The Australian dollar has hit a 14-month high against the U.S dollar, prompting investors to speculate once again, if the currency will reach parity with the greenback. According to historical charts, that outcome is unlikely anytime soon.
The last time we issued an invitation to the Aussie dollar parity party in July 2008 the Aussie collapsed in surprise.
The rarefied air near parity turned out to be poison. It is an important reminder of the volatility of rapid trending behaviour in this currency. There are two schools of thought about the sprint towards parity.
The first, and traditional school, suggests the Aussie is a commodity currency. The gold price is high so the Aussie is high. Commodity prices have been on a gallop for most of 2009 and this has driven the Aussie upwards in a stellar trajectory.
This school seems to ignore the impact of a rising dollar in terms of export pricing. The rise in gold, valued in US dollars translates into a fall in the price of gold in Aussie dollar terms due to the race towards parity. The same applies to other commodities priced in US dollars.
The second school links the meteoric rise to the changes in interest rates. The hike by the Australian Reserve Bank put a rocket under the Aussie and quickly lifted it above $0.89.
We leave it to you to decide which if these fundamental factors underpin the momentum trend rise.
From a charting perspective is the nature and character of the rise that is more important than the reasons for the rise.
We start with measures of trend strength.
The first is the indicator display. The long term group of averages, shown in red, define the behaviour of investors. The short term group of moving averages define the behaviour of traders.
The degree of separation in the long term group is consistent. More importantly, when a sell-off occurs and price dips towards the long term GMMA there is no compression. This suggests investors are aggressively buying on any price dips and this shows strong trend support.

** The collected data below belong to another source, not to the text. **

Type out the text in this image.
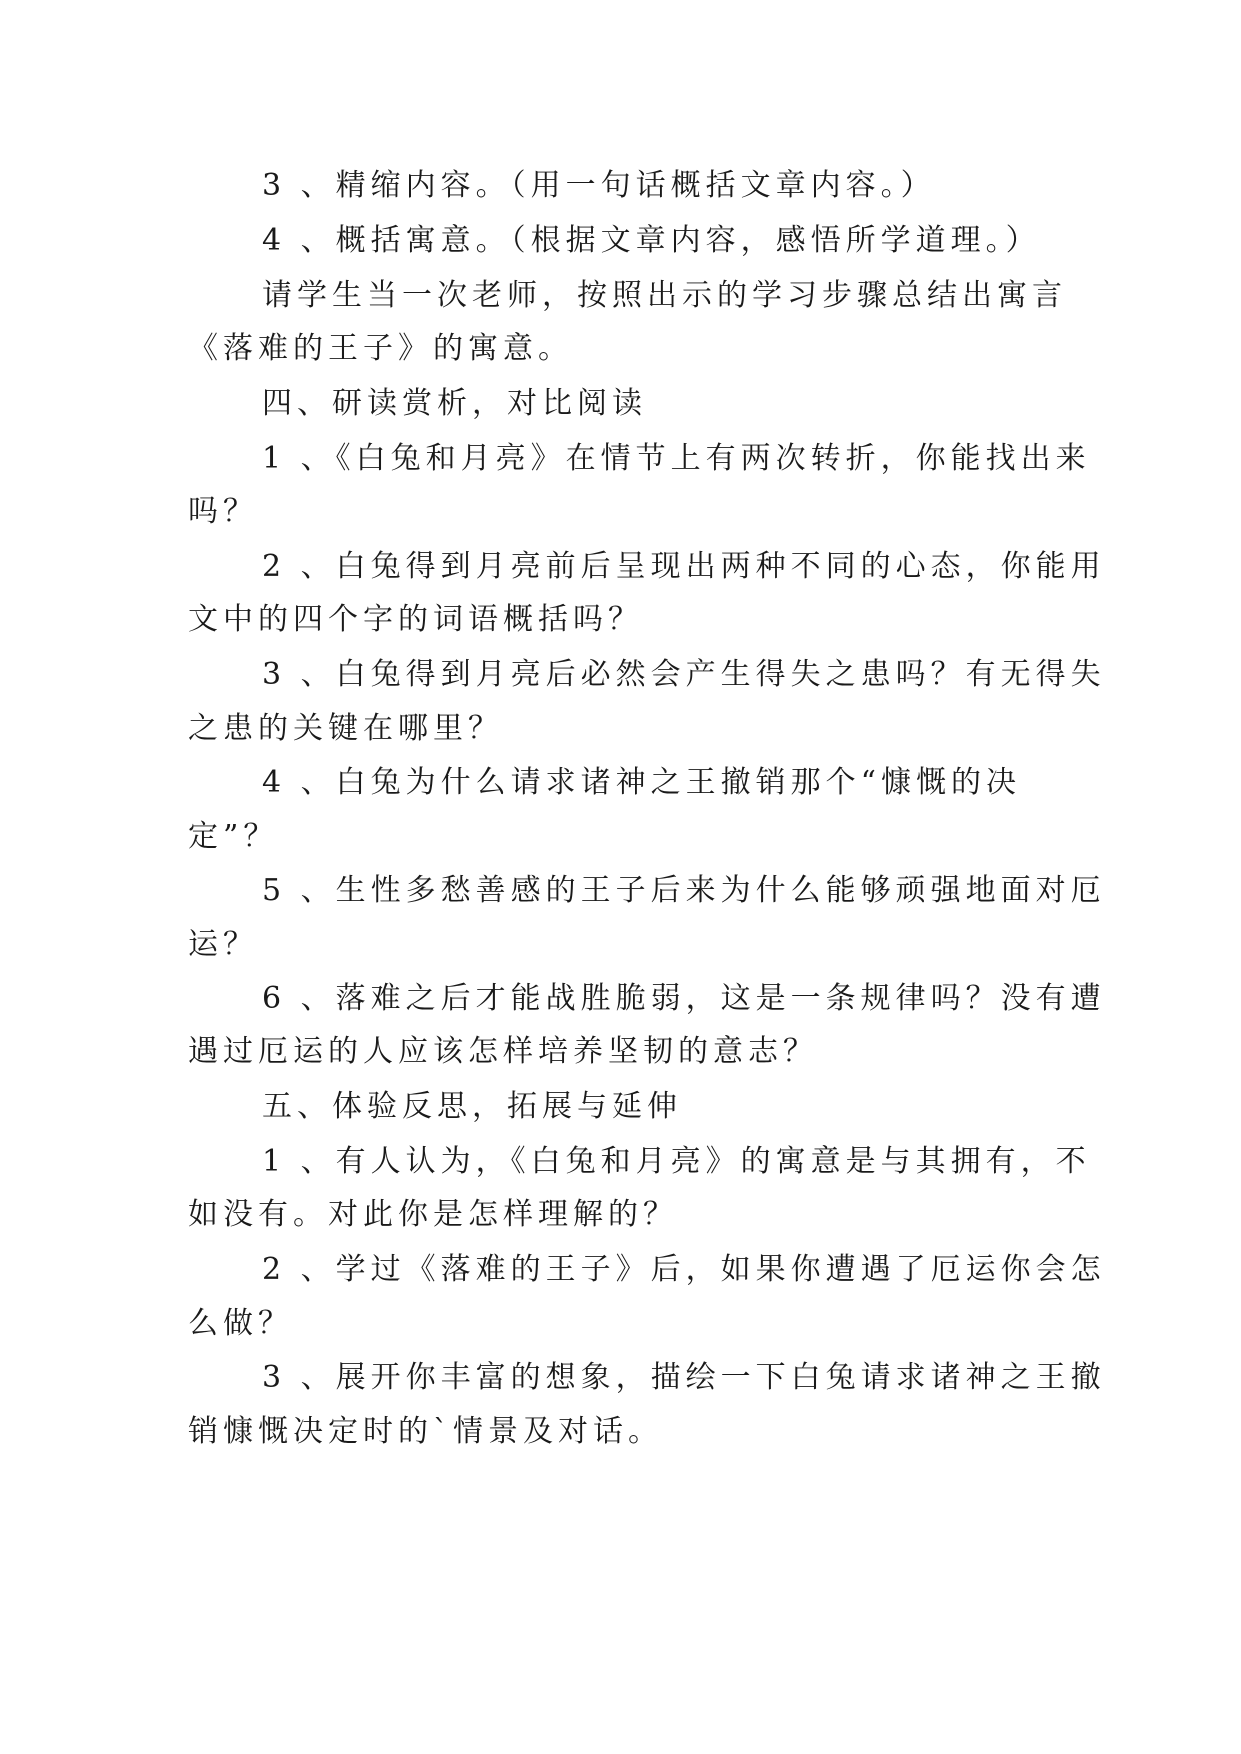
3 、精缩内容。（用一句话概括文章内容。）
4 、概括寓意。（根据文章内容，感悟所学道理。）
请学生当一次老师，按照出示的学习步骤总结出寓言
《落难的王子》的寓意。
四、研读赏析，对比阅读
1 、《白兔和月亮》在情节上有两次转折，你能找出来
吗？
2 、白兔得到月亮前后呈现出两种不同的心态，你能用
文中的四个字的词语概括吗？
3 、白兔得到月亮后必然会产生得失之患吗？有无得失
之患的关键在哪里？
4 、白兔为什么请求诸神之王撤销那个“慷慨的决
定”？
5 、生性多愁善感的王子后来为什么能够顽强地面对厄
运？
6 、落难之后才能战胜脆弱，这是一条规律吗？没有遭
遇过厄运的人应该怎样培养坚韧的意志？
五、体验反思，拓展与延伸
1 、有人认为，《白兔和月亮》的寓意是与其拥有，不
如没有。对此你是怎样理解的？
2 、学过《落难的王子》后，如果你遭遇了厄运你会怎
么做？
3 、展开你丰富的想象，描绘一下白兔请求诸神之王撤
销慷慨决定时的`情景及对话。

This strong trend support enables a relatively high level of trading activity with rally and retreats of $0.03 to $0.05 in a short time frames. This is price volatility. The price trend is defined with the trend line starting in March 2009.
The second anchor point is in July and the third in September. This line is placed with the benefit of hindsight and it is use dot manage the trend going forward from October. The position of this trend line is a broad guide to trending behaviour. Between March and July the price moved well above the trend line. This suggests the trend line is not the best tool for defining the trend change.
Currently a fall below the trend line is not confirmed with an almost simultaneous fall below the lower edge of the long term GMMA. This may result in a false exit signal. This is important because it makes it more difficult to select the appropriate end of trend exit signal. This condition also underlines the potential instability in the trend from a technical perspective.
So how high can the Aussie go, and how do we decide this?
The target level is $0.95 before Christmas, with a potential spike towards $0.97. The weekly chart gives a better idea of how these conclusions are reached. There are three key support and resistance levels. The lowest is at $0.84. The midpoint is near $0.89. The highest is near $0.95. The breakout above $0.89 sets the upside target near $0.95. This is not a smooth ride. Previous volatility has included volatility falls of $0.04 between these trading bands.
A move above $0.95 hits historical resistance and likely central bank intervention near $0.97 and above. This has a low probability of developing a consolidation pattern. There is a higher probability of developing a trend break and trend reversal.
The Aussie is vulnerable to a rapid trend break. The history in July 2008 shows how quickly parity poison can work. But in 2008 the trend break was confirmed with a fall below the long term GMMA and a fall below the trend line which was almost at the same value. Today is different with the trend line value well above the lower edge of the long term GMMA and that could be poison for traders focussed on parity.